Thinking he spotted someone, Lingousky went down to the pavilion and found the remains of the fire along with the bicycle, skates and an aerosol can, Creasy said.
Whoever set the fire had already left and there are no cameras in that area of the park.
Police then notified Fritz, who has been vocal about his frustrations with ongoing vandalism in the park.
Creasy collected the skates— size 5-8 Bladerunners — and the bike and took them to the Public Works building Friday morning.
He is hoping anyone who may have been in the area and seen something — or knows who did it — to call Bloomsburg Police: 570-784-4155.
‘It is a game’
Creasy has worked for the town for 27 years; in the last five years damage caused by mischief in the park has gotten worse, he said.
Two years ago he spotted four children on the roof of another pavilion peeling off and throwing shingle tiles. When he approached them they ran off.
Creasy has lost count of the number of times he has had to remove graffiti from the pavilions.
“It is a game and you have to catch them red-handed,” he said.
On Tuesday, Creasy had to unplug a bandshell bathroom toilet, which had been stuffed with toilet paper. He also had to clean feces spread on the floors and walls. The paper towel holder had also been ripped from the walls, Fritz said.

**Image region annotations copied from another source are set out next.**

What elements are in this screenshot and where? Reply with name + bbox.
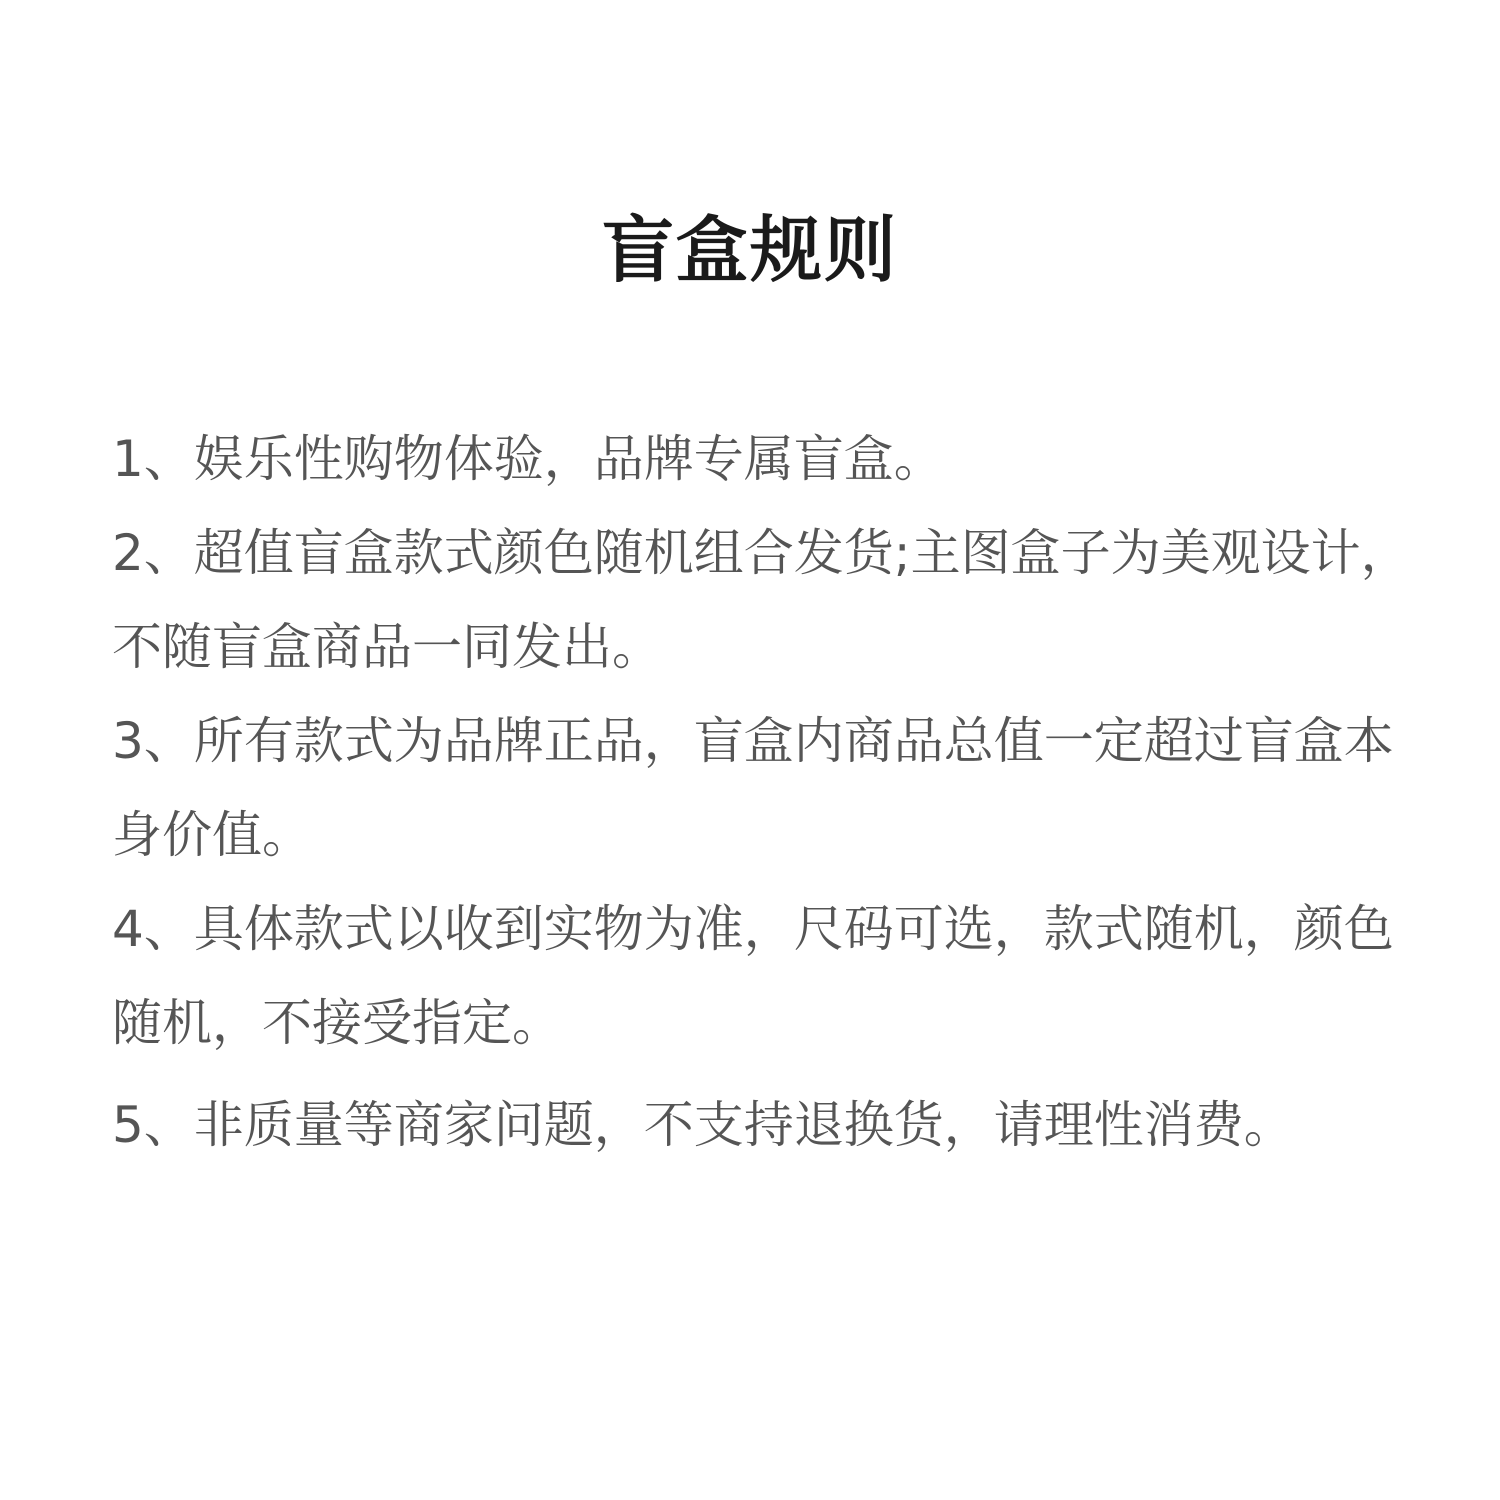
rule-item-4: 4、具体款式以收到实物为准，尺码可选，款式随机，颜色随机，不接受指定。	[112, 900, 1394, 1052]
page-title: 盲盒规则	[601, 208, 898, 292]
rule-item-5: 5、非质量等商家问题，不支持退换货，请理性消费。	[112, 1096, 1294, 1154]
rule-item-3: 3、所有款式为品牌正品，盲盒内商品总值一定超过盲盒本身价值。	[112, 712, 1394, 864]
rule-item-2: 2、超值盲盒款式颜色随机组合发货;主图盒子为美观设计，不随盲盒商品一同发出。	[112, 524, 1411, 676]
rule-item-1: 1、娱乐性购物体验，品牌专属盲盒。	[112, 430, 944, 488]
rules-list	[112, 412, 1422, 1172]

Cameras installed at bandshell last year caught a few people in the area that night — but without seeing evidence of mischief, police cannot charge any of them, Creasy said.

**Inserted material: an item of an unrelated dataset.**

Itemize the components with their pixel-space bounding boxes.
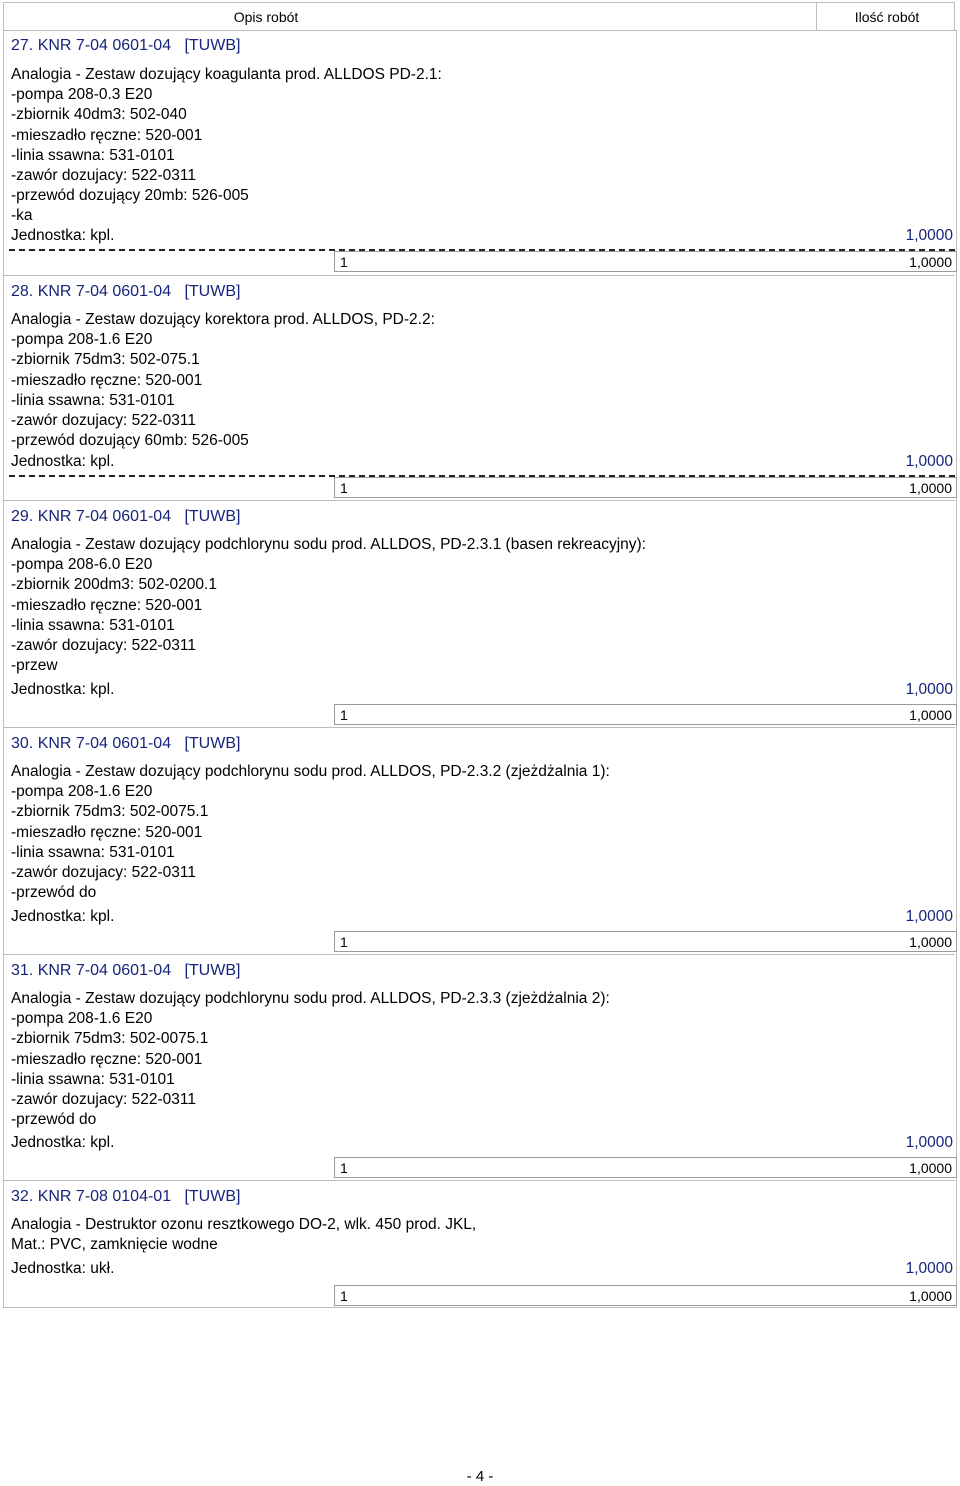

“We know who is going in but we don’t know who did it,” he said.
Last year Creasy removed picnic tables and trash cans from the Reimard Pavilion near the lagoon, where Friday’s fire was, because people kept spray painting them and burning the trash.
“What do we do next, Remove the pavilion?” Creasy asked. “The benches are built in.”
He said the pavilion was once popular for weddings and family evenings because it is next to the scenic lagoon.
“I don’t know who is going to use it now,” he said.
Creasy estimated it would take him several hours to buy, paint and replace the boards — time he should have been spending doing road repairs or mowing the grass.
He did not have an estimate on what the latest damage would cost the town to fix.
“There is no budget for vandalism,” Creasy said.